I used an entire avocado in this recipe, but my avocado was tiny! The whole thing was probably equal to half a standard good-sized avocado.

Brewer's Yeast is optional, it's renowned for improving milk supply, however it also has a strong aftertaste. Choose a debittered variety for less of an aftertaste.

Optional add ins: handful of baby spinach, replace pineapple with half a frozen banana for creaminess.
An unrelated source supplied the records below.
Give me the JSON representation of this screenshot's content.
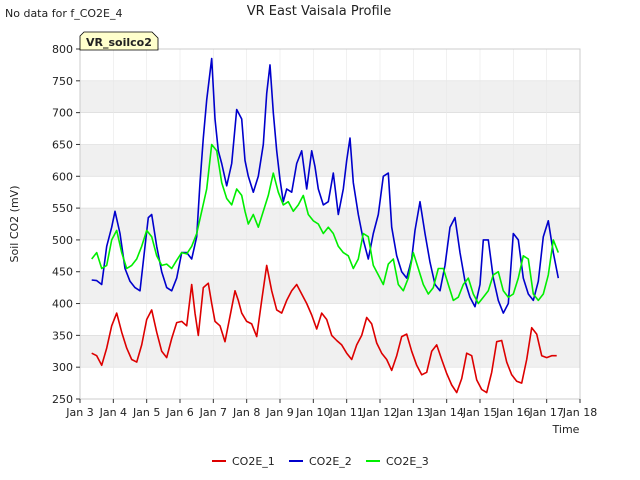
{
  "chart_data": {
    "type": "line",
    "title": "VR East Vaisala Profile",
    "note": "No data for f_CO2E_4",
    "badge": "VR_soilco2",
    "xlabel": "Time",
    "ylabel": "Soil CO2 (mV)",
    "xlim": [
      3,
      18
    ],
    "ylim": [
      250,
      800
    ],
    "x_ticks": [
      {
        "v": 3,
        "label": "Jan 3"
      },
      {
        "v": 4,
        "label": "Jan 4"
      },
      {
        "v": 5,
        "label": "Jan 5"
      },
      {
        "v": 6,
        "label": "Jan 6"
      },
      {
        "v": 7,
        "label": "Jan 7"
      },
      {
        "v": 8,
        "label": "Jan 8"
      },
      {
        "v": 9,
        "label": "Jan 9"
      },
      {
        "v": 10,
        "label": "Jan 10"
      },
      {
        "v": 11,
        "label": "Jan 11"
      },
      {
        "v": 12,
        "label": "Jan 12"
      },
      {
        "v": 13,
        "label": "Jan 13"
      },
      {
        "v": 14,
        "label": "Jan 14"
      },
      {
        "v": 15,
        "label": "Jan 15"
      },
      {
        "v": 16,
        "label": "Jan 16"
      },
      {
        "v": 17,
        "label": "Jan 17"
      },
      {
        "v": 18,
        "label": "Jan 18"
      }
    ],
    "y_ticks": [
      250,
      300,
      350,
      400,
      450,
      500,
      550,
      600,
      650,
      700,
      750,
      800
    ],
    "colors": {
      "CO2E_1": "#dd0000",
      "CO2E_2": "#0000cc",
      "CO2E_3": "#00ee00",
      "band": "#f0f0f0",
      "grid": "#dcdcdc",
      "badge_bg": "#ffffcc",
      "badge_text": "#990000"
    },
    "series": [
      {
        "name": "CO2E_1",
        "color": "#dd0000",
        "x": [
          3.35,
          3.5,
          3.65,
          3.8,
          3.95,
          4.1,
          4.25,
          4.4,
          4.55,
          4.7,
          4.85,
          5.0,
          5.15,
          5.3,
          5.45,
          5.6,
          5.75,
          5.9,
          6.05,
          6.2,
          6.35,
          6.45,
          6.55,
          6.7,
          6.85,
          6.95,
          7.05,
          7.2,
          7.35,
          7.5,
          7.65,
          7.75,
          7.85,
          8.0,
          8.15,
          8.3,
          8.45,
          8.6,
          8.75,
          8.9,
          9.05,
          9.2,
          9.35,
          9.5,
          9.65,
          9.8,
          9.95,
          10.1,
          10.25,
          10.4,
          10.55,
          10.7,
          10.85,
          11.0,
          11.15,
          11.3,
          11.45,
          11.6,
          11.75,
          11.9,
          12.05,
          12.2,
          12.35,
          12.5,
          12.65,
          12.8,
          12.95,
          13.1,
          13.25,
          13.4,
          13.55,
          13.7,
          13.85,
          14.0,
          14.15,
          14.3,
          14.45,
          14.6,
          14.75,
          14.9,
          15.05,
          15.2,
          15.35,
          15.5,
          15.65,
          15.8,
          15.95,
          16.1,
          16.25,
          16.4,
          16.55,
          16.7,
          16.85,
          17.0,
          17.15,
          17.3
        ],
        "y": [
          322,
          318,
          303,
          330,
          365,
          385,
          355,
          330,
          312,
          308,
          335,
          375,
          390,
          355,
          325,
          315,
          345,
          370,
          372,
          365,
          430,
          385,
          350,
          425,
          432,
          400,
          372,
          365,
          340,
          380,
          420,
          405,
          385,
          372,
          368,
          348,
          405,
          460,
          420,
          390,
          385,
          405,
          420,
          430,
          415,
          400,
          382,
          360,
          385,
          375,
          350,
          342,
          335,
          322,
          312,
          335,
          350,
          378,
          368,
          338,
          322,
          312,
          295,
          318,
          348,
          352,
          325,
          303,
          288,
          292,
          325,
          335,
          312,
          290,
          272,
          260,
          282,
          322,
          318,
          280,
          265,
          260,
          292,
          340,
          342,
          308,
          288,
          278,
          275,
          312,
          362,
          352,
          318,
          315,
          318,
          318
        ]
      },
      {
        "name": "CO2E_2",
        "color": "#0000cc",
        "x": [
          3.35,
          3.5,
          3.65,
          3.8,
          3.95,
          4.05,
          4.2,
          4.35,
          4.5,
          4.65,
          4.8,
          4.95,
          5.05,
          5.15,
          5.3,
          5.45,
          5.6,
          5.75,
          5.9,
          6.05,
          6.2,
          6.35,
          6.5,
          6.6,
          6.7,
          6.8,
          6.95,
          7.05,
          7.15,
          7.25,
          7.4,
          7.55,
          7.7,
          7.85,
          7.95,
          8.05,
          8.2,
          8.35,
          8.5,
          8.6,
          8.7,
          8.8,
          8.9,
          9.0,
          9.1,
          9.2,
          9.35,
          9.5,
          9.65,
          9.8,
          9.95,
          10.05,
          10.15,
          10.3,
          10.45,
          10.6,
          10.75,
          10.9,
          11.0,
          11.1,
          11.2,
          11.35,
          11.5,
          11.65,
          11.8,
          11.95,
          12.1,
          12.25,
          12.35,
          12.5,
          12.65,
          12.8,
          12.95,
          13.05,
          13.2,
          13.35,
          13.5,
          13.65,
          13.8,
          13.95,
          14.1,
          14.25,
          14.4,
          14.55,
          14.7,
          14.85,
          15.0,
          15.1,
          15.25,
          15.4,
          15.55,
          15.7,
          15.85,
          16.0,
          16.15,
          16.3,
          16.45,
          16.6,
          16.75,
          16.9,
          17.05,
          17.2,
          17.35
        ],
        "y": [
          437,
          436,
          430,
          490,
          520,
          545,
          510,
          455,
          435,
          425,
          420,
          490,
          535,
          540,
          490,
          450,
          425,
          420,
          440,
          480,
          480,
          470,
          505,
          590,
          660,
          720,
          785,
          690,
          640,
          620,
          585,
          620,
          705,
          690,
          625,
          600,
          575,
          600,
          650,
          730,
          775,
          700,
          640,
          595,
          560,
          580,
          575,
          620,
          640,
          580,
          640,
          615,
          580,
          555,
          560,
          605,
          540,
          580,
          625,
          660,
          590,
          540,
          500,
          470,
          510,
          540,
          600,
          605,
          520,
          475,
          450,
          440,
          470,
          515,
          560,
          510,
          465,
          430,
          420,
          460,
          520,
          535,
          480,
          435,
          410,
          395,
          430,
          500,
          500,
          440,
          405,
          385,
          400,
          510,
          500,
          440,
          415,
          405,
          435,
          505,
          530,
          480,
          440
        ]
      },
      {
        "name": "CO2E_3",
        "color": "#00ee00",
        "x": [
          3.35,
          3.5,
          3.65,
          3.8,
          3.95,
          4.1,
          4.25,
          4.4,
          4.55,
          4.7,
          4.85,
          5.0,
          5.15,
          5.3,
          5.45,
          5.6,
          5.75,
          5.9,
          6.05,
          6.2,
          6.35,
          6.5,
          6.65,
          6.8,
          6.95,
          7.1,
          7.25,
          7.4,
          7.55,
          7.7,
          7.85,
          7.95,
          8.05,
          8.2,
          8.35,
          8.5,
          8.65,
          8.8,
          8.95,
          9.1,
          9.25,
          9.4,
          9.55,
          9.7,
          9.85,
          10.0,
          10.15,
          10.3,
          10.45,
          10.6,
          10.75,
          10.9,
          11.05,
          11.2,
          11.35,
          11.5,
          11.65,
          11.8,
          11.95,
          12.1,
          12.25,
          12.4,
          12.55,
          12.7,
          12.85,
          13.0,
          13.15,
          13.3,
          13.45,
          13.6,
          13.75,
          13.9,
          14.05,
          14.2,
          14.35,
          14.5,
          14.65,
          14.8,
          14.95,
          15.1,
          15.25,
          15.4,
          15.55,
          15.7,
          15.85,
          16.0,
          16.15,
          16.3,
          16.45,
          16.6,
          16.75,
          16.9,
          17.05,
          17.2,
          17.35
        ],
        "y": [
          470,
          480,
          455,
          460,
          500,
          515,
          480,
          455,
          460,
          470,
          490,
          515,
          505,
          475,
          460,
          462,
          455,
          468,
          480,
          478,
          490,
          510,
          545,
          580,
          650,
          640,
          590,
          565,
          555,
          580,
          570,
          545,
          525,
          540,
          520,
          545,
          570,
          605,
          575,
          555,
          560,
          545,
          555,
          570,
          540,
          530,
          525,
          510,
          520,
          510,
          490,
          480,
          475,
          455,
          470,
          510,
          505,
          460,
          445,
          430,
          462,
          470,
          430,
          420,
          440,
          480,
          455,
          430,
          415,
          425,
          455,
          455,
          430,
          405,
          410,
          430,
          440,
          415,
          400,
          410,
          420,
          445,
          450,
          420,
          410,
          415,
          440,
          475,
          470,
          415,
          405,
          415,
          445,
          500,
          480
        ]
      }
    ]
  }
}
Optional Add-Ins for Your Avocado Lactation Smoothie

  • Chia Seeds – chia seeds are awesome in a smoothie and help to add thickness. If you have time, let the chia seeds sit in the liquids for 10-30 minutes before blending to let them really start to thicken up. Chia seeds also contain Omega 3, protein, calcium, fiber and antioxidants.
  • Protein Powder – protein is so important during pregnancy and breastfeeding.  Look for a pregnancy safe protein powder if you’re currently expecting. I always aim for unsweetened (even if it’s with an artificial or ‘natural’ sweetener) to keep things as additive free as possible. Try the Vega brand for a vegan variety – this is especially good if you or your little one has a dairy intolerance (because dairy in your diet can affect them). Check it out on Amazon.
  • Nut Butters (or whole nuts) – if you’re dairy-free, nut milks are a great choice for your smoothie liquid… However, they can be expensive and you can get the same effect using water and a tablespoon of nut butter or a handful of nuts. Dairy-free is good if you think your baby might be reacting to dairy in your diet. I usually just throw in a handful (or two) of nuts in my smoothies and it works out great. The milder flavored nuts are usually the best: almond, cashew and macadamia. Pecan, walnut, and hazelnut are a little strong (though adding one or two won’t be overpowering and will make your smoothie even better for you).
  • Flax Seeds – flax seeds are awesome in any smoothie and add their Omega 3’s and fibre to your drink without altering the flavor, it also works like a thickener. You can use ground flax seeds, LSA mix, or whole flax seeds.